Z Gastroenterol 2008; 46 - P327
DOI: 10.1055/s-0028-1089702

Differentielle Expression G-Protein gekoppelter Rezeptoren beim lymphogen metastasierten Magenkarzinom

E Simon 1, U Ungethüm 2, RJ Kuban 2, U Neumann 3, MPA Ebert 4, C Röcken 1
  • 1Charité Universitätsmedizin Berlin, Institut für Pathologie, Berlin, Germany
  • 2Charité Universitätsmedizin Berlin, Labor für funktionelle Genomforschung, Berlin, Germany
  • 3Charité Universitätsmedizin Berlin, Klinik für Allgemein-, Visceral- und Transplantationschirurgie, Campus Virchow Klinikum, Berlin, Germany
  • 4Technische Universität München, Klinikum rechts der Isar, München, Germany

Einleitung: Das Magenkarzinom hat eine schlechte Prognose und stellt eine der häufigsten tumorbedingten Todesursachen weltweit dar. Der Großteil kann nur palliativ reseziert und/oder chemotherapeutisch behandelt werden. Die Suche nach neuen Therapietargets ist weiterhin von großer Bedeutung. Hier sind insbesondere G-Protein gekoppelte Rezeptoren (GPCR) interessant, weil sie die größte Gruppe membranständiger Moleküle des Menschen darstellen und einen reichhaltigen Fundus potentieller Targets bieten: 30% aller in der Humanmedizin eingesetzten Medikamente richten sich gegen GPCRs.

Ziele: Systematische Suche nach differentiell exprimierten GPCRs in lymphogen metastasierten Magenkarzinomen.

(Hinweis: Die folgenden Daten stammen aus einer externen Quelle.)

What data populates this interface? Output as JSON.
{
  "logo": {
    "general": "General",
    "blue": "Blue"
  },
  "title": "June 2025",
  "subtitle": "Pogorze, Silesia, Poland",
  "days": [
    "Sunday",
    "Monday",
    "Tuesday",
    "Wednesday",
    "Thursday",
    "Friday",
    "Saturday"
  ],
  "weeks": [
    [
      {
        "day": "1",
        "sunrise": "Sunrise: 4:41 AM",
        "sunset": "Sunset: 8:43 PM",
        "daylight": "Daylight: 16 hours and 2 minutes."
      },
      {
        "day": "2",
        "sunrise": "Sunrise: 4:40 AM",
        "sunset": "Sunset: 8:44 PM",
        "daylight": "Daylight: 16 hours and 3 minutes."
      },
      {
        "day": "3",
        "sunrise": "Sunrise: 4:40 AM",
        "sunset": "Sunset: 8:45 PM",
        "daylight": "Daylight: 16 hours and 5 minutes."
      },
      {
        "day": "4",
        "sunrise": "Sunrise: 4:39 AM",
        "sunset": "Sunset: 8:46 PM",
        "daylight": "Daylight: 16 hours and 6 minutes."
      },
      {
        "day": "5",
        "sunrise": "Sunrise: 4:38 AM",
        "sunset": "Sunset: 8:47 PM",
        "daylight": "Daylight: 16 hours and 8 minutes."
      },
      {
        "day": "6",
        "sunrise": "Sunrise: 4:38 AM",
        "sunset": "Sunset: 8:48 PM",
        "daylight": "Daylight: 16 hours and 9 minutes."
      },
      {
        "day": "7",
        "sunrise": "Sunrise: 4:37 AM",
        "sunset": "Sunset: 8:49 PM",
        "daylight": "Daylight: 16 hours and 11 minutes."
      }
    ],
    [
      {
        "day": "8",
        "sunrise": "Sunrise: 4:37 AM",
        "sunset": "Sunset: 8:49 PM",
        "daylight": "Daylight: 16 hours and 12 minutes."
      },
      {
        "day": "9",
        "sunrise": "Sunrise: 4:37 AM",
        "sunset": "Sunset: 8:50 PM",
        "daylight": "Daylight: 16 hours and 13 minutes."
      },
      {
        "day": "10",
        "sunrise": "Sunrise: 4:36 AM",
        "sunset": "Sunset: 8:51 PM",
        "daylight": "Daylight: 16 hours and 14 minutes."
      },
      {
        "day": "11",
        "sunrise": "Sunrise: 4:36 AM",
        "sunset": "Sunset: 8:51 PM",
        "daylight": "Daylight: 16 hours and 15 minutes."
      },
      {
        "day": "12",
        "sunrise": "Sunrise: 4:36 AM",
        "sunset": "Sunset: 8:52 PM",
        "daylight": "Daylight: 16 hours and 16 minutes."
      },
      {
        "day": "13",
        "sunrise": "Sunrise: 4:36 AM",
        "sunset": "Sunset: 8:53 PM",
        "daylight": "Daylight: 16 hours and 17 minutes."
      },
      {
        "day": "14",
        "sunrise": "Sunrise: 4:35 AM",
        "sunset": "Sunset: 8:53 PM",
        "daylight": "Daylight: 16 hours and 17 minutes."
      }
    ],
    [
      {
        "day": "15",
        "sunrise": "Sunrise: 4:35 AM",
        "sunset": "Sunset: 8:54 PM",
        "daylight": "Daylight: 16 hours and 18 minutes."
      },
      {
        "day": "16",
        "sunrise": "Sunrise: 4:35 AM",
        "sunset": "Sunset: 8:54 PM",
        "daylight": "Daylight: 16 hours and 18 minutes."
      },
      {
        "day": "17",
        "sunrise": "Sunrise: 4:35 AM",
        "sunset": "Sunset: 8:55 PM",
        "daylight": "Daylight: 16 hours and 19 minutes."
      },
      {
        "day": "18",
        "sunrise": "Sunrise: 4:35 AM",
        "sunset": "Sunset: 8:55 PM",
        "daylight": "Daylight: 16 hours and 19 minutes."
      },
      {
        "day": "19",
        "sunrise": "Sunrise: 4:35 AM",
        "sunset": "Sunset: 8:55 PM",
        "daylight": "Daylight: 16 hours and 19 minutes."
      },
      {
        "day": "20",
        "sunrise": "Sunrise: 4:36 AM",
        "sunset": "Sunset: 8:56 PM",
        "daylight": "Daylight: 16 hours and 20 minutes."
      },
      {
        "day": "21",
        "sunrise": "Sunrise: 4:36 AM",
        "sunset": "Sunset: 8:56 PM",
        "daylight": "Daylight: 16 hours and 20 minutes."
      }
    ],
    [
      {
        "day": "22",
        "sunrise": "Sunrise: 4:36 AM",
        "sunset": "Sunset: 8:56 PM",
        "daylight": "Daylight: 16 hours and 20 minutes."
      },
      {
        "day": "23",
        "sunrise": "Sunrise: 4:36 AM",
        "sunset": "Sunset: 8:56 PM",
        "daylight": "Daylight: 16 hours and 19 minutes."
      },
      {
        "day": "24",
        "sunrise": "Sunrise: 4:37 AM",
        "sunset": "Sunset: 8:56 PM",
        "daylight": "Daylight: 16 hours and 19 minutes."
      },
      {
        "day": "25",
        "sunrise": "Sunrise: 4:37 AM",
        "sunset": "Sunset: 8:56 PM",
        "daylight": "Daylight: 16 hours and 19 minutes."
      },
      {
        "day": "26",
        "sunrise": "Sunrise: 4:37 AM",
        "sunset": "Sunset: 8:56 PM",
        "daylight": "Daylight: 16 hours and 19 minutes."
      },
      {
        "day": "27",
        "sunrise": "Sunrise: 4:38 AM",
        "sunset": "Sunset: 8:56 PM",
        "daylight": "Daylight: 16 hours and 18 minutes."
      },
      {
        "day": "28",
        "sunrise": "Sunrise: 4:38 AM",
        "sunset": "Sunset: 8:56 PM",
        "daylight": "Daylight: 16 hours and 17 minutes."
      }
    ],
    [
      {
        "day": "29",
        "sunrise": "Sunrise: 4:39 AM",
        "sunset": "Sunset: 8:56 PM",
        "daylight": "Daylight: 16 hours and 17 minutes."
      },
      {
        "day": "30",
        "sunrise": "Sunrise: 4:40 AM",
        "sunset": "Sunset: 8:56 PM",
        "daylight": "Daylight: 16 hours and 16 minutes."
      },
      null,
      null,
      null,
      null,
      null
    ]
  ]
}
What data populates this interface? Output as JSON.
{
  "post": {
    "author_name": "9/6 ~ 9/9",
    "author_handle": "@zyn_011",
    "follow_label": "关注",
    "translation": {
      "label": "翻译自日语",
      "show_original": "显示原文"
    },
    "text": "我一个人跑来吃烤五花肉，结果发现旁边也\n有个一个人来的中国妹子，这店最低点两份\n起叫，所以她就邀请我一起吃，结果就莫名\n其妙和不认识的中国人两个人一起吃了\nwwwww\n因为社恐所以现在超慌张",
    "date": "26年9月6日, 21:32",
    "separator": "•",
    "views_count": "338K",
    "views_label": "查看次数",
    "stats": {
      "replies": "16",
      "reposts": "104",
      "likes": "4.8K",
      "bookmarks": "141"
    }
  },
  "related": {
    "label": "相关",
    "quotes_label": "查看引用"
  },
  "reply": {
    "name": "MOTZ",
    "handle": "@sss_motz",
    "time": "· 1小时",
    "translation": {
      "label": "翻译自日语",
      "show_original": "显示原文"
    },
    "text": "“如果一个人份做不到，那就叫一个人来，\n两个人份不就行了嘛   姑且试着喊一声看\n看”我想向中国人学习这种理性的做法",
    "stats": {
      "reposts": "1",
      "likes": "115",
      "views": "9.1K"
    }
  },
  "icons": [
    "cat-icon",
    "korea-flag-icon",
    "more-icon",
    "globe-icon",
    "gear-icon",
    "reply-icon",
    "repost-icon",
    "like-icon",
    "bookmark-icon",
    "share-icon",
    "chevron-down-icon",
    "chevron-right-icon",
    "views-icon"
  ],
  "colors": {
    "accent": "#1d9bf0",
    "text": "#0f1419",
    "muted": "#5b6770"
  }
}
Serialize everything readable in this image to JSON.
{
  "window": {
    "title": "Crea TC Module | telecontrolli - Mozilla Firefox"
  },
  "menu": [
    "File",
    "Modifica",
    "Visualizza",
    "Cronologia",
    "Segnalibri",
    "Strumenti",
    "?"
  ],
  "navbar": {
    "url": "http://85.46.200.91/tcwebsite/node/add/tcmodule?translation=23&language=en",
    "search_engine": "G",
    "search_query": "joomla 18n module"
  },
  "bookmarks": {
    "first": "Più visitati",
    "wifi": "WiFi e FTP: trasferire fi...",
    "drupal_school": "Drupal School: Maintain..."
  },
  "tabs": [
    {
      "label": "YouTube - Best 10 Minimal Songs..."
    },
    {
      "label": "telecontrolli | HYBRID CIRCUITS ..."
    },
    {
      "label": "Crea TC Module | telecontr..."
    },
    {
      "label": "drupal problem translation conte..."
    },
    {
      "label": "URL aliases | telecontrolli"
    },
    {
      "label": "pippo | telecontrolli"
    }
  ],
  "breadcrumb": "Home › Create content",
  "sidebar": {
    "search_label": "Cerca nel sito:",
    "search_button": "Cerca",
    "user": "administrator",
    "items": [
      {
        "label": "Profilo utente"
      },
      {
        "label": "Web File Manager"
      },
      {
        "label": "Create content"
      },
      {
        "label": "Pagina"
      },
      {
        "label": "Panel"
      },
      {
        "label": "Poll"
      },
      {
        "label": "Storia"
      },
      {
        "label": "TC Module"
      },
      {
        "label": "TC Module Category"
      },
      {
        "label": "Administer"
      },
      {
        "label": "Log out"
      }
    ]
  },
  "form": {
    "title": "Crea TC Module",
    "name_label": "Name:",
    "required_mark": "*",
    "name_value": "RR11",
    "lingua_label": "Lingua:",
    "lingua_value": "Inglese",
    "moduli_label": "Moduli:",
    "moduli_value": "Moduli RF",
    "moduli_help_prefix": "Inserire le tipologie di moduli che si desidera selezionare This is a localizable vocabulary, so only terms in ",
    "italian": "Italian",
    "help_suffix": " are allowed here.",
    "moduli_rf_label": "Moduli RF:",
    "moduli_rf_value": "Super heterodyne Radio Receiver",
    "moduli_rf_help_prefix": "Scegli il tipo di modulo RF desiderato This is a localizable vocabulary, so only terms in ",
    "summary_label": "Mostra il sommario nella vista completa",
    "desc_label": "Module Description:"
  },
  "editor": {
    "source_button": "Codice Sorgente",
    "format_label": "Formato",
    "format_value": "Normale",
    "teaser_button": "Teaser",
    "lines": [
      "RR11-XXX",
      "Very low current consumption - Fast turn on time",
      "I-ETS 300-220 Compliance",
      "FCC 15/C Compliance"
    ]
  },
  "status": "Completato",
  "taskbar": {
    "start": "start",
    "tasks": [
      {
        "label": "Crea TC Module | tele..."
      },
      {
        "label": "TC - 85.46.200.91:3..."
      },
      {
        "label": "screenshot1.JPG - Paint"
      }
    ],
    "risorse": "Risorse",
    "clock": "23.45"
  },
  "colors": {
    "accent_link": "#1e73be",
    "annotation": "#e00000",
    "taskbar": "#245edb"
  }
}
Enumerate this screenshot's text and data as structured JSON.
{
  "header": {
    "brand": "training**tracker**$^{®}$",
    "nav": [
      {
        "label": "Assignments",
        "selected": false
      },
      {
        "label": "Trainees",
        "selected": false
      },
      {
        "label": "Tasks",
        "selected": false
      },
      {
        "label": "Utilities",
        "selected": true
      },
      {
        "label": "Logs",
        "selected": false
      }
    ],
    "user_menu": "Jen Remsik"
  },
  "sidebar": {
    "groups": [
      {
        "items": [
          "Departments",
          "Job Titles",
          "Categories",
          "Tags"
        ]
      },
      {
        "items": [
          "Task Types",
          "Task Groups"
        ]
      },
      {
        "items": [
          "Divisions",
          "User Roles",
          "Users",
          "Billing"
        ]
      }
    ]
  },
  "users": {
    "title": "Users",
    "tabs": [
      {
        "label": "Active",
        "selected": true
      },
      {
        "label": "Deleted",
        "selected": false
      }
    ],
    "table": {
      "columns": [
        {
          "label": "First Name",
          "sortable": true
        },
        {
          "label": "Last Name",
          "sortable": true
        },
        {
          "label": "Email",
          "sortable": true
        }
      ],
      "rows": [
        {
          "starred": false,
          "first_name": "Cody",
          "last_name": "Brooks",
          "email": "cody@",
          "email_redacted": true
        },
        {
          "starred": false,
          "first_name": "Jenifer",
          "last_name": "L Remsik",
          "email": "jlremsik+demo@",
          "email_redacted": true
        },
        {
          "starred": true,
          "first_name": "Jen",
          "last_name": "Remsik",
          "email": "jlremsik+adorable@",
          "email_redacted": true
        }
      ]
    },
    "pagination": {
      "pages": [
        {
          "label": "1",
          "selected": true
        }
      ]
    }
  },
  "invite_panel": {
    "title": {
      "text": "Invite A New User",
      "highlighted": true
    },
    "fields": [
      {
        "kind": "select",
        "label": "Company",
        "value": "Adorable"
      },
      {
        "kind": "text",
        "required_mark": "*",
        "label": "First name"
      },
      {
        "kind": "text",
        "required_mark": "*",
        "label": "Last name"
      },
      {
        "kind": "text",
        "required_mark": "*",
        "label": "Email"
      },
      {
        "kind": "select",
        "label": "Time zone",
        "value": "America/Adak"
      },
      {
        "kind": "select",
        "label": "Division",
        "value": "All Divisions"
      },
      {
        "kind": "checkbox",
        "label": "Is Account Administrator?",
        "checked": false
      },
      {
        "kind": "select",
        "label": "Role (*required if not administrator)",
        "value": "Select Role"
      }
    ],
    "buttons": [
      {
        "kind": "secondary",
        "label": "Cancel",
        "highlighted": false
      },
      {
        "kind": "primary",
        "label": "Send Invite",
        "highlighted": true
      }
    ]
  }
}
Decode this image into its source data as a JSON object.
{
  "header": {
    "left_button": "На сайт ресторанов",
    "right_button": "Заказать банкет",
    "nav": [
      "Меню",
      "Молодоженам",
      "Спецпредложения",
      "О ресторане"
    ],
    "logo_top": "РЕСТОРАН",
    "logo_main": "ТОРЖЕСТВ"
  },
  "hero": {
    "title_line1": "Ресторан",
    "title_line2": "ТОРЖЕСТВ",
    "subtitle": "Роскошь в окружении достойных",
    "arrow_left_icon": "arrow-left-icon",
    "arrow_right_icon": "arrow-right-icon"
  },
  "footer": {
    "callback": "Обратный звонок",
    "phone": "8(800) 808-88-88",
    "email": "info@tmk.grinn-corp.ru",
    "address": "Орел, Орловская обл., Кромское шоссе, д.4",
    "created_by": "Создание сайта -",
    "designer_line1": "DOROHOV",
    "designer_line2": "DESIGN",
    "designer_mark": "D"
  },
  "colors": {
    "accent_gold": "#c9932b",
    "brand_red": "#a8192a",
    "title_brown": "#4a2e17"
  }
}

Methodik: Gesamt-RNA wurde aus kryokonserviertem Tumorgewebe von sechs Patienten mit einem Magenkarzinom vom intestinalen Typ des distalen Magens (3 mit und 3 ohne Lymphknotenmetastasen; Studienkollektiv) isoliert, amplifiziert und markiert. cRNA wurde auf sechs Affymetrix GeneChip® Human Genome U133 Plus 2.0 Arrays hybridisiert. Die bioinformatische Auswertung der Arraydaten erfolgte mit dem Data Mining Tool 3.0 (Affymetrix) und der GeneSpring 7.2 Software. Tumorproben von 43 Patienten mit Magenkarzinomen vom intestinalen Typ (15 mit [N=1] und 28 ohne [N0] Lymphknotenmetastasen) dienten als Validierungskollektiv. Die Validierung erfolgt auf transkriptioneller Ebene mit der qualitativen PCR und der real-time RT-PCR.

Ergebnis: Insgesamt fanden sich 334 differentiell exprimierte Gene die nodalpositive von nodalnegativen Magenkarzinomen unterscheiden. Anschließend wurde gezielt nach den differentiell exprimierten GPCR-Genen gesucht und 20 GPCRs identifiziert, die einen „fold change“ Faktor größer als 1.7 aufweisen. Bei einer in silico-Plausibilitätsprüfung konnten mehrere GPCRs dem Metastasierungsprozess maligner Tumoren zugeordnet werden. Die laufenden Validierungsstudien an einem unabhängigen Kollektiv von 43 Magenkarzinompatienten bestätigten bislang die differentielle Expression von FPR1, DARC und PDGFRL.

Schlussfolgerung: Die systematische Suche nach differentiell exprimierten GPCRs hat 20 potentielle, bislang für das metastasierte Magenkarzinom nicht beschriebene Targets identifiziert, die in laufenden Studien an einem unabhängigen Kollektiv validiert werden.